Ghostface’s presence was so perfunctory and uninspired that he may as well have not shown up. Most of what he did was just walk around the back of the crowded stage and scratch his scalp absentmindedly. When RZA forced everyone into a too-long rendition of his “You Can’t Stop Me Now”, a sing-songy snoozer off his most recent Bobby Digital LP, the disgust of Ghostface, who along with Raekwon famously bemoaned the production decisions on 8 Diagrams as the fumblings of a “hip-hop hippy,” was all too evident. Ghostface did have his own chance to sing—over a drippy O’Jays sample, about how nice it was to have the family all together, and much more of a joke than RZA’s overly serious ego-trip—but it was small consolation for a setlist without a single song from his solo oeuvre.

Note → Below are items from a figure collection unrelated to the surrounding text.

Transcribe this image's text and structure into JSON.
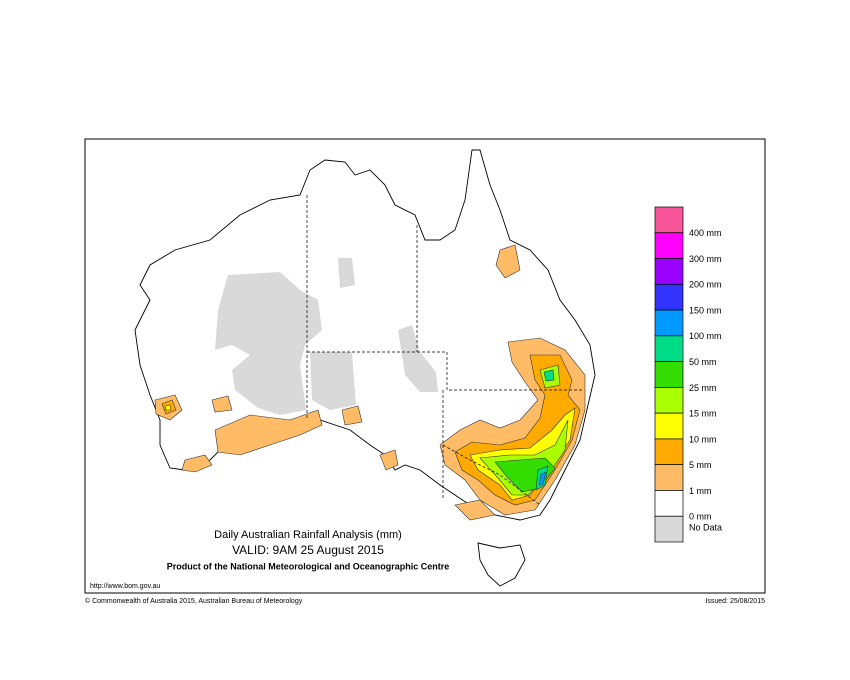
{
  "header": {
    "title": "Daily Australian Rainfall Analysis (mm)",
    "valid": "VALID: 9AM 25 August 2015",
    "product": "Product of the National Meteorological and Oceanographic Centre"
  },
  "legend": {
    "colors": [
      "#f9559a",
      "#ff00ff",
      "#9900ff",
      "#3333ff",
      "#0099ff",
      "#00dd88",
      "#33dd00",
      "#aaff00",
      "#ffff00",
      "#ffaa00",
      "#ffbb66",
      "#ffffff",
      "#d9d9d9"
    ],
    "labels": [
      "400 mm",
      "300 mm",
      "200 mm",
      "150 mm",
      "100 mm",
      "50 mm",
      "25 mm",
      "15 mm",
      "10 mm",
      "5 mm",
      "1 mm",
      "0 mm"
    ],
    "no_data": "No Data"
  },
  "footer": {
    "url": "http://www.bom.gov.au",
    "copyright": "© Commonwealth of Australia 2015, Australian Bureau of Meteorology",
    "issued": "Issued: 25/08/2015"
  }
}
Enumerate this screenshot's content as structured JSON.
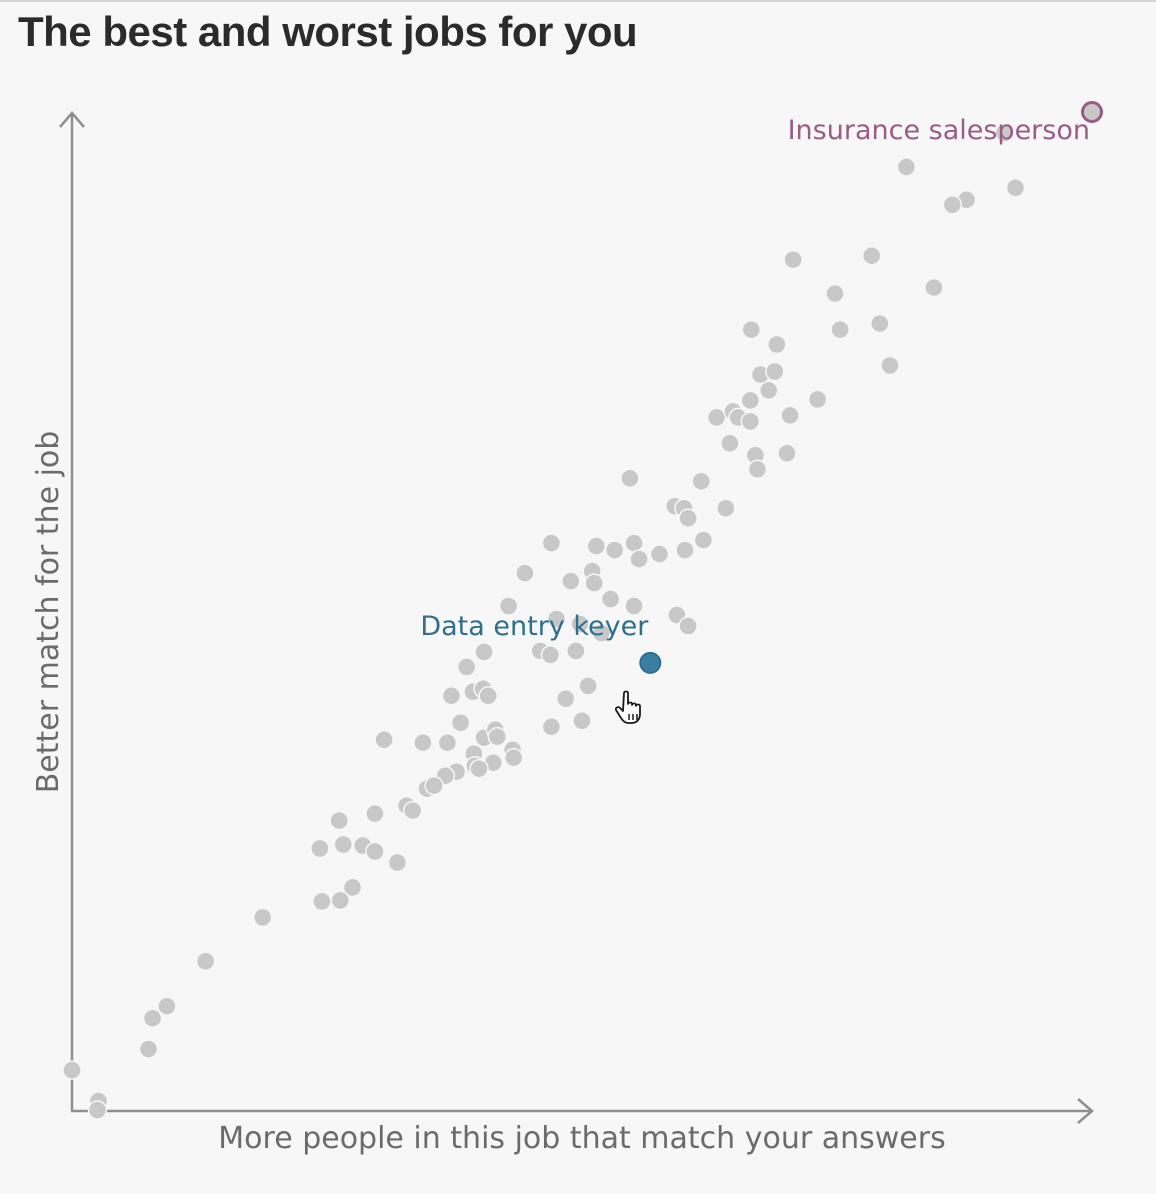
{
  "page": {
    "title": "The best and worst jobs for you"
  },
  "colors": {
    "background": "#f7f7f7",
    "dot": "#c8c8c8",
    "axis": "#8f8f8f",
    "highlight_best": "#9a5c85",
    "highlight_worst": "#2e6f8e",
    "highlight_worst_fill": "#3a7ea1"
  },
  "chart_data": {
    "type": "scatter",
    "title": "The best and worst jobs for you",
    "xlabel": "More people in this job that match your answers",
    "ylabel": "Better match for the job",
    "xlim": [
      0,
      100
    ],
    "ylim": [
      0,
      100
    ],
    "grid": false,
    "ticks": false,
    "highlights": [
      {
        "label": "Insurance salesperson",
        "x": 100.0,
        "y": 100.0,
        "style": "ring",
        "color": "#9a5c85",
        "label_position": "left"
      },
      {
        "label": "Data entry keyer",
        "x": 56.7,
        "y": 44.8,
        "style": "filled",
        "color": "#2e6f8e",
        "label_position": "top-left"
      }
    ],
    "points": [
      [
        91.4,
        97.9
      ],
      [
        81.8,
        94.5
      ],
      [
        92.5,
        92.4
      ],
      [
        87.7,
        91.2
      ],
      [
        86.3,
        90.7
      ],
      [
        78.4,
        85.6
      ],
      [
        70.7,
        85.2
      ],
      [
        84.5,
        82.4
      ],
      [
        74.8,
        81.8
      ],
      [
        79.2,
        78.8
      ],
      [
        75.3,
        78.2
      ],
      [
        66.6,
        78.2
      ],
      [
        69.1,
        76.7
      ],
      [
        80.2,
        74.6
      ],
      [
        67.5,
        73.7
      ],
      [
        68.9,
        74.0
      ],
      [
        68.3,
        72.1
      ],
      [
        73.1,
        71.2
      ],
      [
        66.5,
        71.1
      ],
      [
        63.2,
        69.4
      ],
      [
        64.8,
        70.0
      ],
      [
        65.3,
        69.4
      ],
      [
        66.5,
        69.0
      ],
      [
        70.4,
        69.6
      ],
      [
        64.5,
        66.8
      ],
      [
        67.0,
        65.6
      ],
      [
        70.1,
        65.8
      ],
      [
        67.2,
        64.2
      ],
      [
        54.7,
        63.3
      ],
      [
        61.7,
        63.0
      ],
      [
        59.1,
        60.5
      ],
      [
        60.0,
        60.3
      ],
      [
        60.4,
        59.3
      ],
      [
        64.1,
        60.3
      ],
      [
        47.0,
        56.8
      ],
      [
        51.4,
        56.5
      ],
      [
        53.2,
        56.1
      ],
      [
        55.1,
        56.8
      ],
      [
        55.6,
        55.2
      ],
      [
        57.6,
        55.7
      ],
      [
        60.1,
        56.1
      ],
      [
        61.9,
        57.1
      ],
      [
        44.4,
        53.8
      ],
      [
        48.9,
        53.0
      ],
      [
        51.0,
        54.0
      ],
      [
        51.2,
        52.8
      ],
      [
        52.8,
        51.2
      ],
      [
        55.1,
        50.5
      ],
      [
        42.8,
        50.5
      ],
      [
        47.5,
        49.2
      ],
      [
        49.8,
        48.7
      ],
      [
        51.9,
        47.8
      ],
      [
        59.3,
        49.6
      ],
      [
        60.4,
        48.5
      ],
      [
        40.4,
        45.9
      ],
      [
        38.7,
        44.4
      ],
      [
        45.9,
        46.0
      ],
      [
        46.9,
        45.6
      ],
      [
        49.4,
        46.0
      ],
      [
        50.6,
        42.5
      ],
      [
        37.2,
        41.5
      ],
      [
        39.3,
        41.9
      ],
      [
        40.3,
        42.2
      ],
      [
        40.8,
        41.5
      ],
      [
        48.4,
        41.2
      ],
      [
        38.1,
        38.8
      ],
      [
        47.0,
        38.4
      ],
      [
        50.0,
        39.0
      ],
      [
        30.6,
        37.1
      ],
      [
        34.4,
        36.8
      ],
      [
        36.8,
        36.8
      ],
      [
        40.4,
        37.3
      ],
      [
        41.5,
        38.1
      ],
      [
        41.7,
        37.4
      ],
      [
        43.2,
        36.1
      ],
      [
        39.4,
        35.7
      ],
      [
        43.3,
        35.3
      ],
      [
        41.3,
        34.8
      ],
      [
        39.5,
        34.5
      ],
      [
        39.9,
        34.2
      ],
      [
        37.7,
        33.9
      ],
      [
        36.6,
        33.5
      ],
      [
        34.8,
        32.2
      ],
      [
        35.5,
        32.5
      ],
      [
        32.8,
        30.5
      ],
      [
        33.4,
        30.0
      ],
      [
        29.7,
        29.7
      ],
      [
        26.2,
        29.0
      ],
      [
        24.3,
        26.2
      ],
      [
        26.6,
        26.6
      ],
      [
        28.5,
        26.5
      ],
      [
        29.7,
        25.9
      ],
      [
        31.9,
        24.8
      ],
      [
        27.5,
        22.3
      ],
      [
        24.5,
        20.9
      ],
      [
        26.3,
        21.0
      ],
      [
        18.7,
        19.3
      ],
      [
        13.1,
        14.9
      ],
      [
        9.3,
        10.4
      ],
      [
        7.9,
        9.2
      ],
      [
        7.5,
        6.1
      ],
      [
        0.0,
        4.0
      ],
      [
        2.6,
        0.9
      ],
      [
        2.5,
        0.0
      ]
    ]
  }
}
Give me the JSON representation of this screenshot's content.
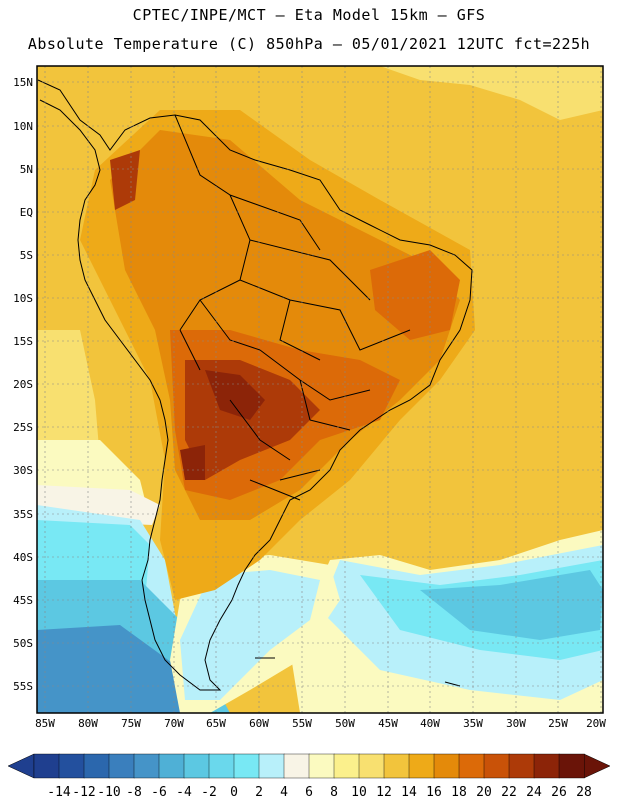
{
  "header": {
    "line1": "CPTEC/INPE/MCT –  Eta Model 15km – GFS",
    "line2": "Absolute Temperature (C) 850hPa – 05/01/2021 12UTC fct=225h"
  },
  "axes": {
    "lat_labels": [
      "15N",
      "10N",
      "5N",
      "EQ",
      "5S",
      "10S",
      "15S",
      "20S",
      "25S",
      "30S",
      "35S",
      "40S",
      "45S",
      "50S",
      "55S"
    ],
    "lon_labels": [
      "85W",
      "80W",
      "75W",
      "70W",
      "65W",
      "60W",
      "55W",
      "50W",
      "45W",
      "40W",
      "35W",
      "30W",
      "25W",
      "20W"
    ]
  },
  "colorbar": {
    "labels": [
      "-14",
      "-12",
      "-10",
      "-8",
      "-6",
      "-4",
      "-2",
      "0",
      "2",
      "4",
      "6",
      "8",
      "10",
      "12",
      "14",
      "16",
      "18",
      "20",
      "22",
      "24",
      "26",
      "28"
    ],
    "colors": [
      "#1f3f8f",
      "#23509e",
      "#2b67ad",
      "#3a7fbd",
      "#4594c8",
      "#4fb0d6",
      "#5cc8e2",
      "#6ad8ec",
      "#78e8f4",
      "#b8f0fa",
      "#f8f4e6",
      "#fbfac0",
      "#fbf08c",
      "#f8e070",
      "#f2c43c",
      "#eeaa18",
      "#e48a0a",
      "#dc6a08",
      "#c95208",
      "#ad3a08",
      "#8c2408",
      "#6a1408"
    ],
    "low_end_color": "#1f3f8f",
    "high_end_color": "#6a1408"
  },
  "regions": {
    "ocean_warm": "#f2c43c",
    "ocean_mid": "#f8e070",
    "ocean_pale": "#fbfac0",
    "neutral": "#f8f4e6",
    "cold_light": "#b8f0fa",
    "cold_cyan": "#78e8f4",
    "cold_teal": "#5cc8e2",
    "cold_blue": "#4594c8",
    "land_warm": "#eeaa18",
    "land_hot": "#e48a0a",
    "land_hotter": "#dc6a08",
    "land_hottest": "#ad3a08",
    "land_peak": "#8c2408"
  }
}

The Clan’s song selection warrants further quibbling: Although Ghostface was in attendance, and there were no solo Ghostface songs performed, Method Man and GZA were not in attendance, and yet there were Method Man and GZA solo songs performed. “Clan in the Front”, “Duel of the Iron Mic”, and “Method Man” are all classics, but they barely exist when removed from the rappers who first performed them: No one needed to hear Raekwon spell out “M-E-T-H-O-D—Man.” And speaking as someone who found 8 Diagrams to be a generally rewarding excursion into the hazier realms of RZA’s jazz-rock ambitions, the Wu’s latest album was not represented enough here either. Watching the bewildered responses to “The Heart Gently Weeps” would have at least been unusual for a rap concert.

After an obligatory ODB tribute, in which a couple of under-matched kin of the late great Russell Jones struggled through a medley of famous ODB verses, “Triumph” was exhumed to significant fanfare, as if the song were Wu-Tang’s own “Stairway to Heaven”. That a song with no chorus and an ethereal, impressionistic backbeat has become such an anthem speaks volumes about Wu-Tang’s unique lyrical flair, and it was received with appropriate adulation. But the tune drained the already listless rappers of whatever energy was remaining. The rest of the show could best be described as a petering out. Ghostface left the stage a good ten minutes before the rest of the Clan (instead of waving goodbye, he appeared to shrug, but maybe I am projecting). After what appeared to be technical problems in Mathematics’ setup, the concert devolved into an impromptu freestyle competition involving various nobodies from the Clan’s entourage as well as enterprising locals who somehow made their way on stage. RZA was the only Wu-Tang member to watch more than a couple of the amateurs go at it, and after he left the stage, there was a general mood among of the audience of wait, that’s it? I have never seen a concert end so inconclusively, and yet I was glad that the thing was finally over.